Ryanair lowers full year profit guidance
Low-fares airline Ryanair has lowered its full year profit guidance from the €1.1bn - €1.2bn range to between €1bn - €1.1bn.
This is due to lower winter air fares, which are expected to fall 7pc.
The airline had previously expected fares would fall 2pc.
However Ryanair added that it had experienced stronger traffic growth, up 9pc to 142 million customers.
"While we are disappointed at this slightly lower full year guidance, the fact that it is the direct result of lower than expected H2 air fares, offset by stronger than expected traffic growth, a better than expected performance on unit cost and ancillary sales is positive for the medium term," Michael O’Leary, CEO of Ryanair, said.
Mr O’Leary added that he believes there is short haul over capacity in Europe this winter.

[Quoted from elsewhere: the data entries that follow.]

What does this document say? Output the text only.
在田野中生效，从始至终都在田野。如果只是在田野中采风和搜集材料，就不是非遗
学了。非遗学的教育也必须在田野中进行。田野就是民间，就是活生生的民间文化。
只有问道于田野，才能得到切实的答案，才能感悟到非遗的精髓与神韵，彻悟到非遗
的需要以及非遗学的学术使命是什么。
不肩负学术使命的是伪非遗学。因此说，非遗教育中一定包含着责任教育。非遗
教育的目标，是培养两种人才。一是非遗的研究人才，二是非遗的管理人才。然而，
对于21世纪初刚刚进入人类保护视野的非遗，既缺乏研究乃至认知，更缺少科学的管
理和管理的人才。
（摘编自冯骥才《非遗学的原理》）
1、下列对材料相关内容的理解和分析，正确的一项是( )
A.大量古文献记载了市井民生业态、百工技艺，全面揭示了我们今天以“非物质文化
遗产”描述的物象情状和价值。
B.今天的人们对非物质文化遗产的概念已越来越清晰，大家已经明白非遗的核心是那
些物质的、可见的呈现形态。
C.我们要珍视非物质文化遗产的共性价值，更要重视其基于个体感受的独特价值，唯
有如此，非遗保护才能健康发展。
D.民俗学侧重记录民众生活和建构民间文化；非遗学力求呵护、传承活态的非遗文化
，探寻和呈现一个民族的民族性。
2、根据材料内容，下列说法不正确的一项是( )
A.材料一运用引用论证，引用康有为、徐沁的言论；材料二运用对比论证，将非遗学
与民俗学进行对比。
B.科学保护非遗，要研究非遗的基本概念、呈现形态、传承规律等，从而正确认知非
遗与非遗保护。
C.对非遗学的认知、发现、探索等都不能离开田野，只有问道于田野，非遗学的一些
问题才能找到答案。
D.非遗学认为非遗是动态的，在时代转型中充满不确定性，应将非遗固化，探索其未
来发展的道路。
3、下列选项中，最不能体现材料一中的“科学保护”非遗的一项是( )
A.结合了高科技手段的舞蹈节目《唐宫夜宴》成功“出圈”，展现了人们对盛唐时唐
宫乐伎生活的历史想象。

"We believe this lower fare environment will continue to shake out more loss making competitors, with Wow, Flybe, and reportedly Germania for example, all currently for sale," he continued.
The airline said while it has "reasonable visibility" over forward quarter four bookings, it cannot rule out further cuts to air fares and/or slightly lower full year guidance if there are unexpected Brexit or security developments which adversely impact yields between now and the end of March.
The guidance excludes exceptional start-up losses in Lauda, which have been cut from €150m to €140m on the back of better than expected unit cost performance during the winter period.